Goroke
Goroke, a rural township in the Wimmera region, is about midway between Horsham and the South Australian border. It is 10 km south of the Little Desert. The name is thought to have been derived from an Aboriginal word meaning magpie.
The area was occupied for pastoral runs in the mid-1840s. In 1864 it achieved fame when three children, Isaac, Jane and Frank Duff, were found, having lost their way after being sent to find heath for broom-making. Their father worked on the Springhill station near Goroke, and the story has been told in the Victorian Education Department’s Grade 4 reader. There is a Jane Duff memorial on the Goroke-Horsham Road.
Farm allotments were taken up in the Goroke area in the late 1870s.
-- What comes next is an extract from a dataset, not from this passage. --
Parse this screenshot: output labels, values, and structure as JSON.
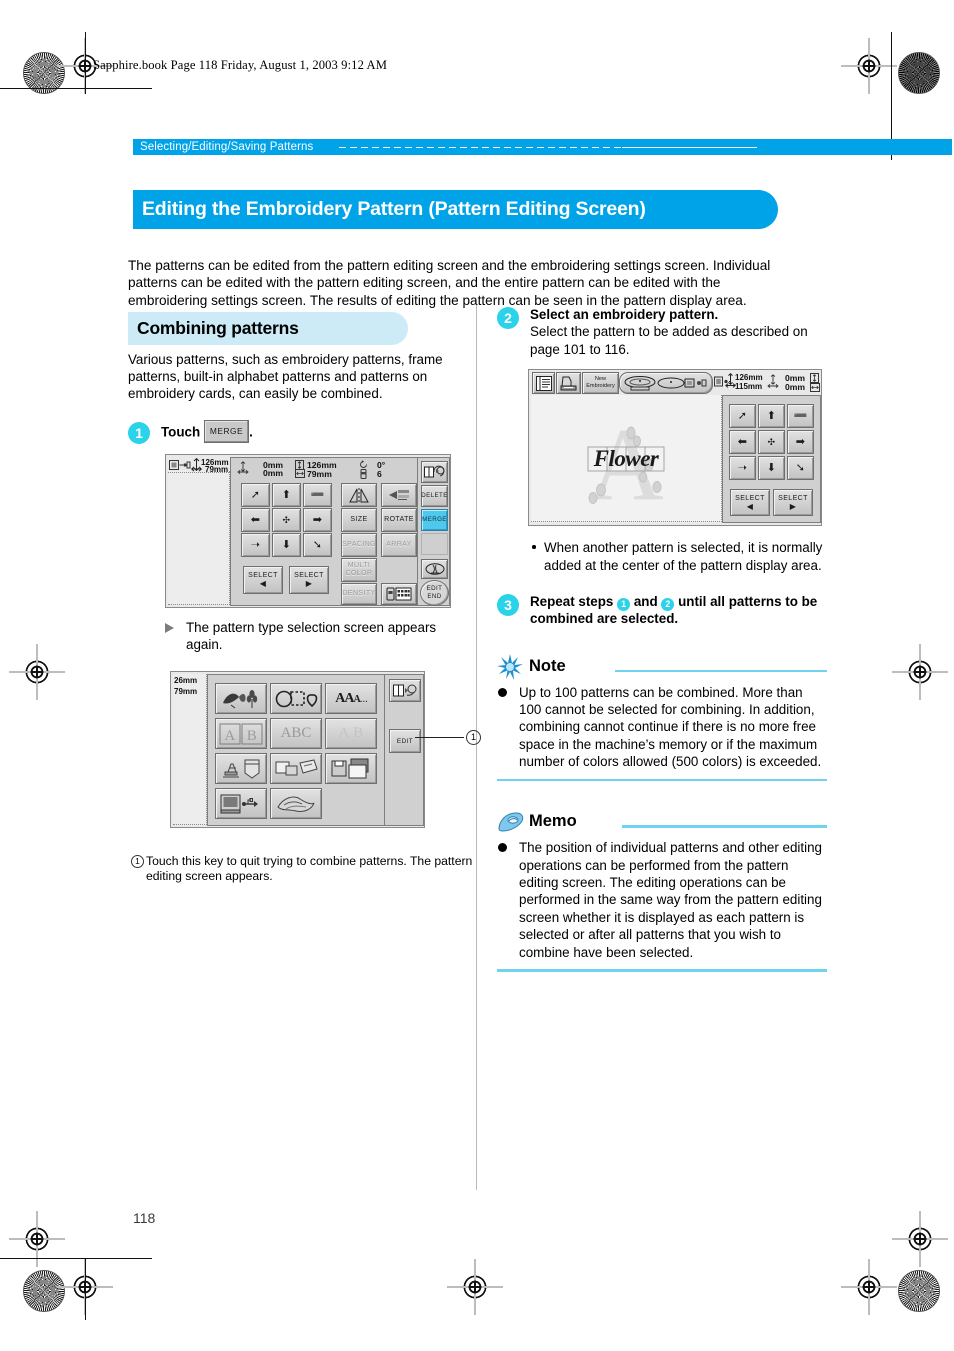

A school was opened at Gymbowen, 10 km east of Goroke, in 1881, and the Goroke school was opened in 1885. Goroke township was surveyed in 1882. Within a few years the Victorian municipal directory recorded Goroke as having some stores, a flour mill, a hotel and a mechanics’ institute. An agricultural and pastoral society was formed in 1887. The railway line was extended form Natimuk to Goroke in 1894, connecting it to Horsham. In 1903 the Australian handbook described Goroke:
Between 1910 and World War II Goroke maintained a population of about 350-400 people. A bush-nursing centre and a memorial hall were opened. In 1927 the railway line was extended further west to Carpolac. After World War II there was an influx of population as large pastoral holdings were subdivided, some being taken up by soldier settlers. In the early 1950s several small district primary schools were closed and pupils bussed to a consolidated school at Goroke. Education to years 10 and 11 was provided during the 1960s, with an active Young Farmers’ Club attached to the school.
Goroke has a hotel, stores, a public hall, a recreation reserve with tennis and swimming facilities, a showground, bowling and golf clubs, and grain silos. (The railway line closed during the 1980s.) East of the town there are the prep-12 college (95 pupils, 2014) and the community health centre.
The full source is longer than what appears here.